Oaktree Explores £1.2B IPO For BTR Portfolio
Oaktree Capital Management is preparing to bring a sizable UK and Ireland build-to-rent platform to market, with plans for a London initial public offering that could value the business at around £1.2B, Green Street News reported.
The portfolio, branded CompassRock, comprises roughly 2,750 rental units, with a majority being stabilised, income-producing assets.
Citi and Jefferies are leading the IPO process, with a road show underway. Oaktree has declined to comment on the reports.
The properties are concentrated across the south of England and Dublin, giving the platform exposure to supply-constrained rental markets. Just over half of the units sit in the UK, with the balance in Ireland.
Notable schemes include Stafford Yard in Bristol's 295 units, Walton Court in Walton-on-Thames's 373 units, Market Quarter and Vantage Tower in Southampton's 279 and 170 units, respectively, Brightwells Yard in Farnham's 239 units, and the Glass Bottle development in Dublin, which accounts for approximately 700 units in its initial phase.
Oaktree is targeting around £500M of primary equity, with the majority of proceeds earmarked for forward growth rather than paying down debt or cashing out the private equity firm. Oaktree is expected to retain a substantial stake in the business, potentially in the region of 75%.

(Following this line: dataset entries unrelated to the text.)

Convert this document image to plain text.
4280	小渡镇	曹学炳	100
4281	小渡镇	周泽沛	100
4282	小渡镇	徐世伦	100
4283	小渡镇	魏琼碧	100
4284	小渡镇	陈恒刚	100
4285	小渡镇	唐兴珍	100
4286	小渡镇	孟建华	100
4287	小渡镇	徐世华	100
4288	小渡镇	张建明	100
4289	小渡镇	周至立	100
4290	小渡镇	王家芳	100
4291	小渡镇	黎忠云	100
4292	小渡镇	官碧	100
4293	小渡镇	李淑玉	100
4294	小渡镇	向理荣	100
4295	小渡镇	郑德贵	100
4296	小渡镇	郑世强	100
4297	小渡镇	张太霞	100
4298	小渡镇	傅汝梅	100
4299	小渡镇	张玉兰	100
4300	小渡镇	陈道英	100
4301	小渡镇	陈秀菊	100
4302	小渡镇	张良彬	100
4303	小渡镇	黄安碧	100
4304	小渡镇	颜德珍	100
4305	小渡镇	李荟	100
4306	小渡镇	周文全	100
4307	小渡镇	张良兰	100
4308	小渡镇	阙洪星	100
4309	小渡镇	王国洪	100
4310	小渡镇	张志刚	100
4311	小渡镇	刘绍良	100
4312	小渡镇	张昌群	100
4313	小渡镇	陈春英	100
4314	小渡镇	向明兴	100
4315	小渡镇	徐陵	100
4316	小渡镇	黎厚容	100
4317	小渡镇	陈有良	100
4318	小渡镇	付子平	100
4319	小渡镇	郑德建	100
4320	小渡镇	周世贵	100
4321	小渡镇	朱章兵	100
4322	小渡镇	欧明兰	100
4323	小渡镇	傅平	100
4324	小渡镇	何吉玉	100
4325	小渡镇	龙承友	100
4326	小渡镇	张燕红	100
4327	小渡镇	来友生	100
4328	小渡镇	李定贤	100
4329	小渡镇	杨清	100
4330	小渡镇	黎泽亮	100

If successful, the vehicle would immediately scale to become the UK’s largest listed residential REIT by market capitalisation, overtaking Grainger, and would be the first pure-play UK and Irish multifamily REIT of its kind.
That would be significant given the relative underrepresentation of large-scale, income-focused residential platforms in the listed UK market compared with other global markets such as the U.S.
The business will be internally managed, with David Woodward expected to take the CEO role. CompassRock, which manages the assets, will form the operational element of the listed entity.
Investor appetite has rotated back toward defensive, income-generative assets amid volatility in growth equities, particularly U.S. tech and private capital strategies, creating a better environment for real estate IPOs than has been the case over the past 18 to 24 months.